I was still there, numbed, when a hand fell on my shoulder and Jacky spoke from behind me.
‘Roald, you look as if you’ve been struck by lightning!’
I shook myself and came back to the present. ‘Oh, hullo. Are you lunching at the canteen?’
‘Naturally. The date I kept for you with Patricia exhausted my eating-out allowance for this month. I’m not like you wealthy bachelors – I have a wife and child to support.’ His handsome dark face was alive with amusement.
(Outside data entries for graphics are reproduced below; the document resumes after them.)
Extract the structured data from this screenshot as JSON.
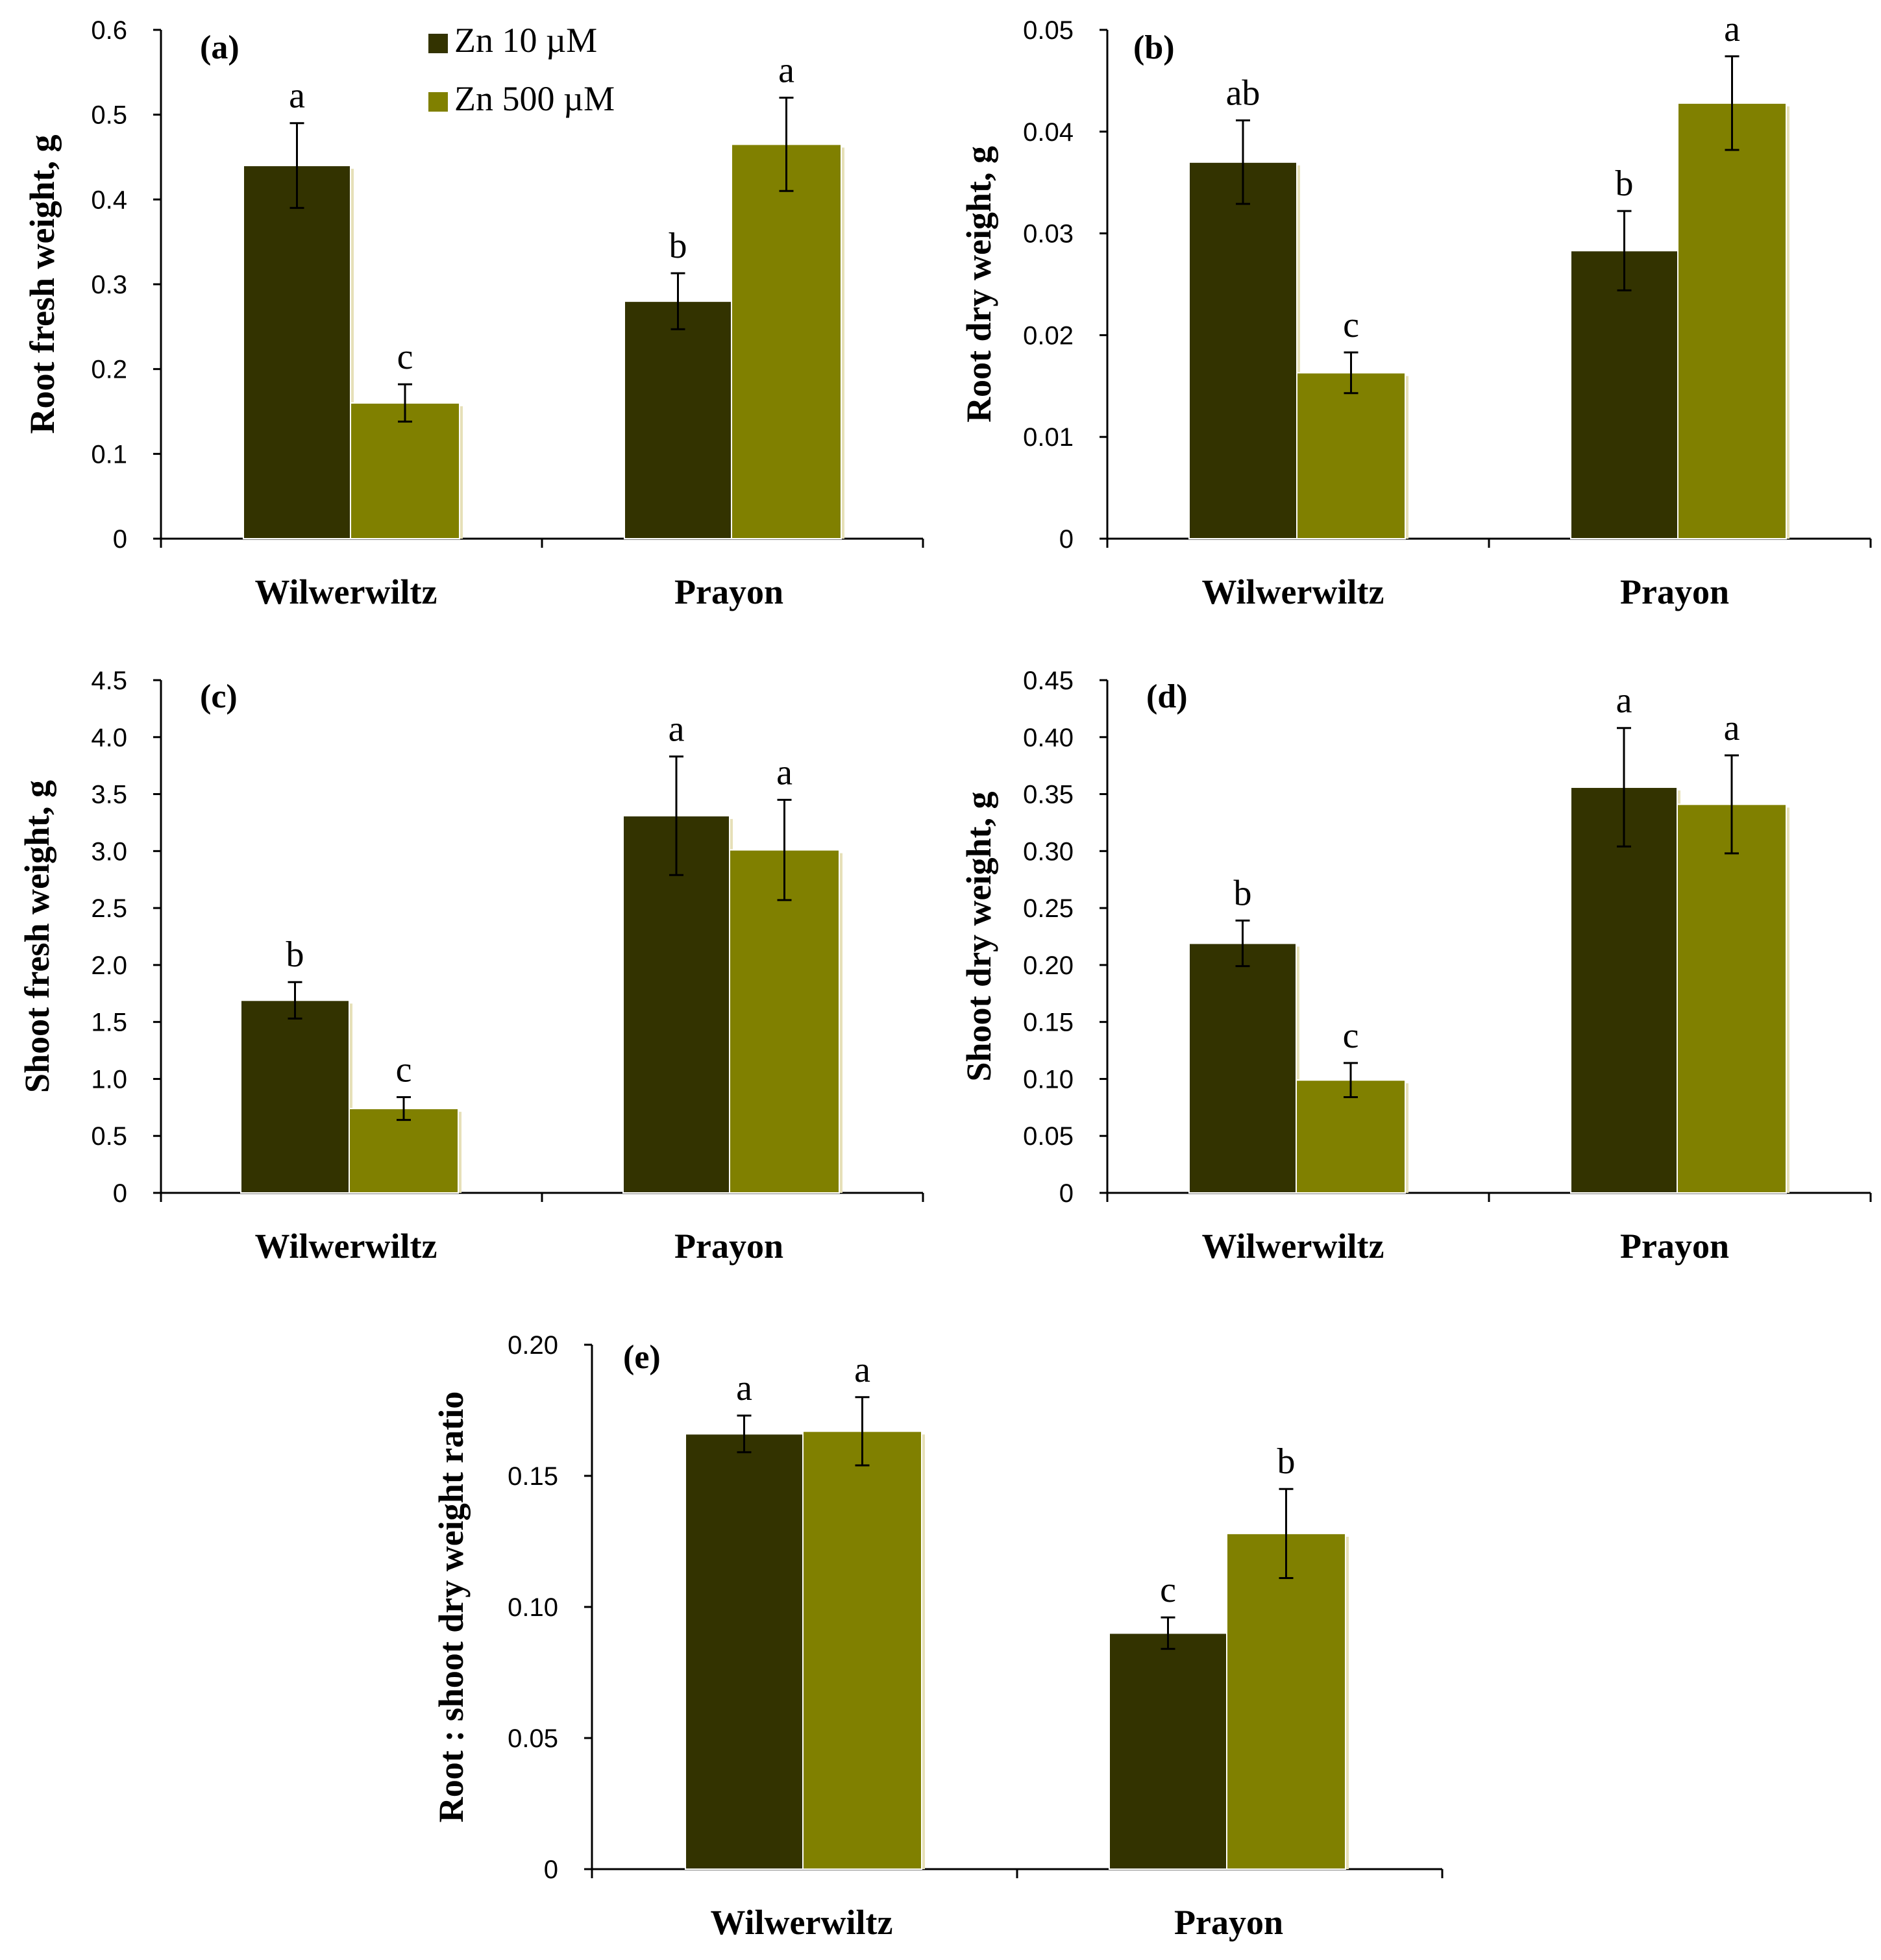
{
  "legend": [
    {
      "label": "Zn 10 µM",
      "color": "#333300"
    },
    {
      "label": "Zn 500 µM",
      "color": "#808000"
    }
  ],
  "chart_data": [
    {
      "type": "bar",
      "panel": "(a)",
      "ylabel": "Root fresh weight, g",
      "categories": [
        "Wilwerwiltz",
        "Prayon"
      ],
      "ylim": [
        0,
        0.6
      ],
      "yticks": [
        "0",
        "0.1",
        "0.2",
        "0.3",
        "0.4",
        "0.5",
        "0.6"
      ],
      "series": [
        {
          "name": "Zn 10 µM",
          "values": [
            0.44,
            0.28
          ],
          "errors": [
            0.05,
            0.033
          ],
          "letters": [
            "a",
            "b"
          ]
        },
        {
          "name": "Zn 500 µM",
          "values": [
            0.16,
            0.465
          ],
          "errors": [
            0.022,
            0.055
          ],
          "letters": [
            "c",
            "a"
          ]
        }
      ]
    },
    {
      "type": "bar",
      "panel": "(b)",
      "ylabel": "Root dry weight, g",
      "categories": [
        "Wilwerwiltz",
        "Prayon"
      ],
      "ylim": [
        0,
        0.05
      ],
      "yticks": [
        "0",
        "0.01",
        "0.02",
        "0.03",
        "0.04",
        "0.05"
      ],
      "series": [
        {
          "name": "Zn 10 µM",
          "values": [
            0.037,
            0.0283
          ],
          "errors": [
            0.0041,
            0.0039
          ],
          "letters": [
            "ab",
            "b"
          ]
        },
        {
          "name": "Zn 500 µM",
          "values": [
            0.0163,
            0.0428
          ],
          "errors": [
            0.002,
            0.0046
          ],
          "letters": [
            "c",
            "a"
          ]
        }
      ]
    },
    {
      "type": "bar",
      "panel": "(c)",
      "ylabel": "Shoot fresh weight, g",
      "categories": [
        "Wilwerwiltz",
        "Prayon"
      ],
      "ylim": [
        0,
        4.5
      ],
      "yticks": [
        "0",
        "0.5",
        "1.0",
        "1.5",
        "2.0",
        "2.5",
        "3.0",
        "3.5",
        "4.0",
        "4.5"
      ],
      "series": [
        {
          "name": "Zn 10 µM",
          "values": [
            1.69,
            3.31
          ],
          "errors": [
            0.16,
            0.52
          ],
          "letters": [
            "b",
            "a"
          ]
        },
        {
          "name": "Zn 500 µM",
          "values": [
            0.74,
            3.01
          ],
          "errors": [
            0.1,
            0.44
          ],
          "letters": [
            "c",
            "a"
          ]
        }
      ]
    },
    {
      "type": "bar",
      "panel": "(d)",
      "ylabel": "Shoot dry weight, g",
      "categories": [
        "Wilwerwiltz",
        "Prayon"
      ],
      "ylim": [
        0,
        0.45
      ],
      "yticks": [
        "0",
        "0.05",
        "0.10",
        "0.15",
        "0.20",
        "0.25",
        "0.30",
        "0.35",
        "0.40",
        "0.45"
      ],
      "series": [
        {
          "name": "Zn 10 µM",
          "values": [
            0.219,
            0.356
          ],
          "errors": [
            0.02,
            0.052
          ],
          "letters": [
            "b",
            "a"
          ]
        },
        {
          "name": "Zn 500 µM",
          "values": [
            0.099,
            0.341
          ],
          "errors": [
            0.015,
            0.043
          ],
          "letters": [
            "c",
            "a"
          ]
        }
      ]
    },
    {
      "type": "bar",
      "panel": "(e)",
      "ylabel": "Root : shoot dry weight ratio",
      "categories": [
        "Wilwerwiltz",
        "Prayon"
      ],
      "ylim": [
        0,
        0.2
      ],
      "yticks": [
        "0",
        "0.05",
        "0.10",
        "0.15",
        "0.20"
      ],
      "series": [
        {
          "name": "Zn 10 µM",
          "values": [
            0.166,
            0.09
          ],
          "errors": [
            0.007,
            0.006
          ],
          "letters": [
            "a",
            "c"
          ]
        },
        {
          "name": "Zn 500 µM",
          "values": [
            0.167,
            0.128
          ],
          "errors": [
            0.013,
            0.017
          ],
          "letters": [
            "a",
            "b"
          ]
        }
      ]
    }
  ]
}
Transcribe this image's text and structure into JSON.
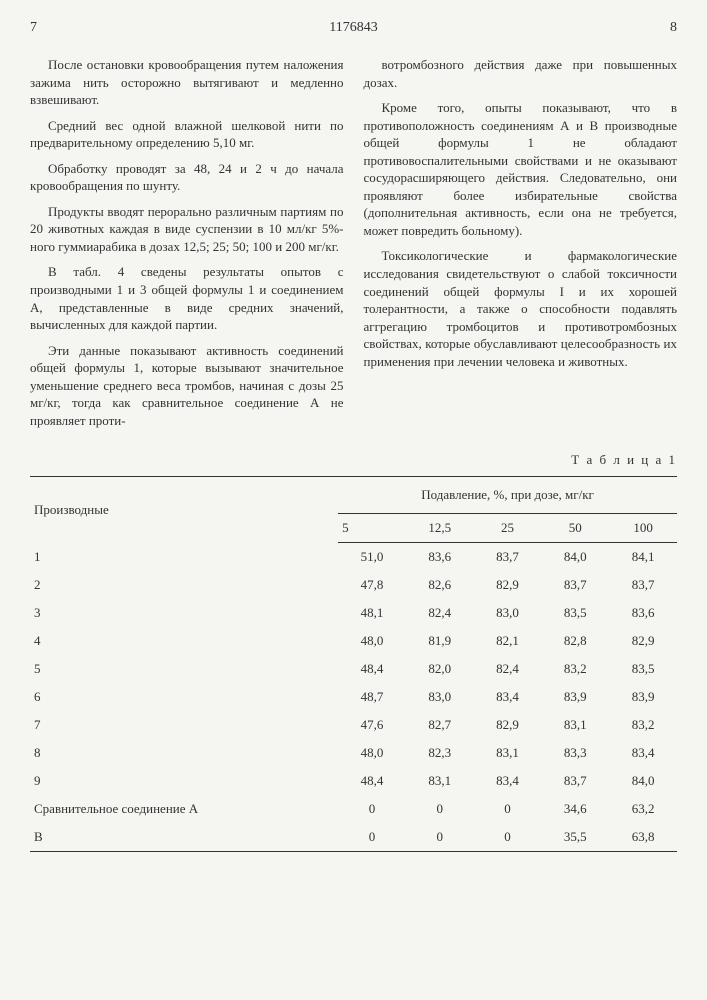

I did my best to produce an answering smile and together we crossed the street to the annexe housing the Bureau’s canteen and staff residential quarters. Strictly we should have used the underground tunnel connecting the two buildings, but traffic was light around here except in the mornings and evenings, and anyhow it was a fine warm day.
As we settled to a table, and Jacky gave a piercing whistle to attract the robot waiter, I said, ‘Jacky, I’ve just been talking to Martin van’t Hoff.’